See these related questions,

There are many optimizations to this,

Each task has a different PGD, but PTE values maybe shared between processes, so large chunks of memory can be mapped the same for each process; only the top-level directory (CR3 on x86, TTB on ARM) is updated.

Also, many CPUs have a TLB and cache. These need to be maintained with the memory mapping. Some caches are VIVT, VIPT and PIPT. The first two have to have some cache flushing iff the PGD and/or PTE change. Often a CPU will support a process, thread or domain id. The OS only needs to switch this register during a context switch. The hardware cache and TLB entries must contains tags with the process, thread, or domain id. This is an implementation detail for each architecture.
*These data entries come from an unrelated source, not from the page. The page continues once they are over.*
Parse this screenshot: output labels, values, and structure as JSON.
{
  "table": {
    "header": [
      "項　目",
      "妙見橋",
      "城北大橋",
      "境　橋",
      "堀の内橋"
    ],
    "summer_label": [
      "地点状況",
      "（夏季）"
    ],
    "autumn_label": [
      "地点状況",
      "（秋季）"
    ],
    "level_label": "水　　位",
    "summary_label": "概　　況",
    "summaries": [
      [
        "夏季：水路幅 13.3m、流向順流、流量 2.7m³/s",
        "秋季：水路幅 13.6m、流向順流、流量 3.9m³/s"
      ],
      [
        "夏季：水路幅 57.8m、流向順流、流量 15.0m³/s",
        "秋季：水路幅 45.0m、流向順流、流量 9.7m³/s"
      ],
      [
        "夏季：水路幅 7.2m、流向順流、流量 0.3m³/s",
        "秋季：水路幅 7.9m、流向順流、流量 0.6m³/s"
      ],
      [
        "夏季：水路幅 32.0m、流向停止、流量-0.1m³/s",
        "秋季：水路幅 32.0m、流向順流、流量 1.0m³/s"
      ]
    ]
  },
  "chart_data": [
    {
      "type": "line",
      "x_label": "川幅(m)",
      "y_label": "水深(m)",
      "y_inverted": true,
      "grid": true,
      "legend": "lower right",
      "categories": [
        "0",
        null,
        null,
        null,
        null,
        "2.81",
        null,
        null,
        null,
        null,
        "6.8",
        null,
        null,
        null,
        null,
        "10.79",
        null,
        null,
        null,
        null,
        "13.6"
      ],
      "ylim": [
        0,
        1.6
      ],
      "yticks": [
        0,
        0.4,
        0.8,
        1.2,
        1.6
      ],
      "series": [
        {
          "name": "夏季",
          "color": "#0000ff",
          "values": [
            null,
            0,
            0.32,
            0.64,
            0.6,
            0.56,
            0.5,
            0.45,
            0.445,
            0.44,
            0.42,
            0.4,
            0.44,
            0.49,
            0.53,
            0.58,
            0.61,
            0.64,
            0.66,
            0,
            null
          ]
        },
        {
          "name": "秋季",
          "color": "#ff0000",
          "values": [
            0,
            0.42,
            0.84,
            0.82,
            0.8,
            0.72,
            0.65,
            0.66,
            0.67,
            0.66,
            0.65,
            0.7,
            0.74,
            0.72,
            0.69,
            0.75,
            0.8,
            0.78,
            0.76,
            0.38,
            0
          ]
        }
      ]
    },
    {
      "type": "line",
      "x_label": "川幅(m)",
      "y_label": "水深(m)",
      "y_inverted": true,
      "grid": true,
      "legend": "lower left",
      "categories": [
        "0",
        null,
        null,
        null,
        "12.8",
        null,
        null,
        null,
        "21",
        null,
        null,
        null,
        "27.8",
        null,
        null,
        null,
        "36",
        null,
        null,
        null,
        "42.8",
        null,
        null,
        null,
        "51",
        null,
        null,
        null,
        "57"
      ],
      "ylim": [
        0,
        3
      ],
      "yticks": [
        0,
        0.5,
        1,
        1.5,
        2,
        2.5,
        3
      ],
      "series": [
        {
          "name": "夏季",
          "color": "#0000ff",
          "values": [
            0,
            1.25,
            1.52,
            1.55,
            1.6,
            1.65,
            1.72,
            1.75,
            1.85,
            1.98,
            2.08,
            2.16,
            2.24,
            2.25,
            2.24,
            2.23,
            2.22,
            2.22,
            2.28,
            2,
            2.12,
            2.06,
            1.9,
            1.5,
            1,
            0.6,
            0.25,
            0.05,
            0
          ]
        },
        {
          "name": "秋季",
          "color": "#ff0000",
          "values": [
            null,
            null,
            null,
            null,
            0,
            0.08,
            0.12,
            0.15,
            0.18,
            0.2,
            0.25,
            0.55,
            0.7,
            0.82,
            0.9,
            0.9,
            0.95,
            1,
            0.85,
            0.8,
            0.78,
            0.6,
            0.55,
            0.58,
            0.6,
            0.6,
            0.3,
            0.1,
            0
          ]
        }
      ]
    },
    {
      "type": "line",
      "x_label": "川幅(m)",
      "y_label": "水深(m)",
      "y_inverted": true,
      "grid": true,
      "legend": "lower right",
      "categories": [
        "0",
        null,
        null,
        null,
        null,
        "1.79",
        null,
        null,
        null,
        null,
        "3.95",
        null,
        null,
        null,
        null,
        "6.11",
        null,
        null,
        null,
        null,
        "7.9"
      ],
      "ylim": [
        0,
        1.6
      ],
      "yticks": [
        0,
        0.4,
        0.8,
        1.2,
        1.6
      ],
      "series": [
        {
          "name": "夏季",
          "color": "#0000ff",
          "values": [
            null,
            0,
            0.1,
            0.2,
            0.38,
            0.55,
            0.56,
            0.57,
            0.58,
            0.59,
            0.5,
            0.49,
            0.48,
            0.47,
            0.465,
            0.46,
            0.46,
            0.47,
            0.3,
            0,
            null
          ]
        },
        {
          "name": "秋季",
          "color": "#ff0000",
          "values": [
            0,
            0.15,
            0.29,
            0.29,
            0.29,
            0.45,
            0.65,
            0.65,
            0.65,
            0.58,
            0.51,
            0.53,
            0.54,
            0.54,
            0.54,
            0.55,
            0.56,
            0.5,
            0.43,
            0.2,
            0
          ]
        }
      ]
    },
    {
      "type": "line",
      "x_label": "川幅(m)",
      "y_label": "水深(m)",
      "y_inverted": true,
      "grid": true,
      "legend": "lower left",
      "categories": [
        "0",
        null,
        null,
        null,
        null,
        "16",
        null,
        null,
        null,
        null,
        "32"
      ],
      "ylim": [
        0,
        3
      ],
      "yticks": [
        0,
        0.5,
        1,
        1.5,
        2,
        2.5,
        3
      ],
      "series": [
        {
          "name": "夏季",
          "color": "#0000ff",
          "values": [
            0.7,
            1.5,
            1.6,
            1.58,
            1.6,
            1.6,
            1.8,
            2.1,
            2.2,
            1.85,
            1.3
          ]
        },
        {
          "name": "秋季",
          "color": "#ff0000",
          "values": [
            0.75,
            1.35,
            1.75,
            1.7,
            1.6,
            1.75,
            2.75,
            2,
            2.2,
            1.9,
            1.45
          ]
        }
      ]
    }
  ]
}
So it is possible that TLB flushes could be needed when a top level page registers changes. The CPU could flush the entire TLB when this happens. However, this would be a disadvantage to pages that remain mapped.

Also, sub-sections of memory can be the same. A loader or other library can use mmap to create code that is similar between processes. This common code may not need to be swapped at the page table level, depending on architecture, loader and Linux version. It could of course have a virtual alias and then it needs to be swapped.

And the final point to the answer; kernel pages are always mapped. Only a non-preemptive OS could not map the kernel, but that would make little sense as every process wants to call the kernel. I guess the micro-kernel paradigm allows for device drivers to unload when they are not in use. Linux uses module loading to handle this.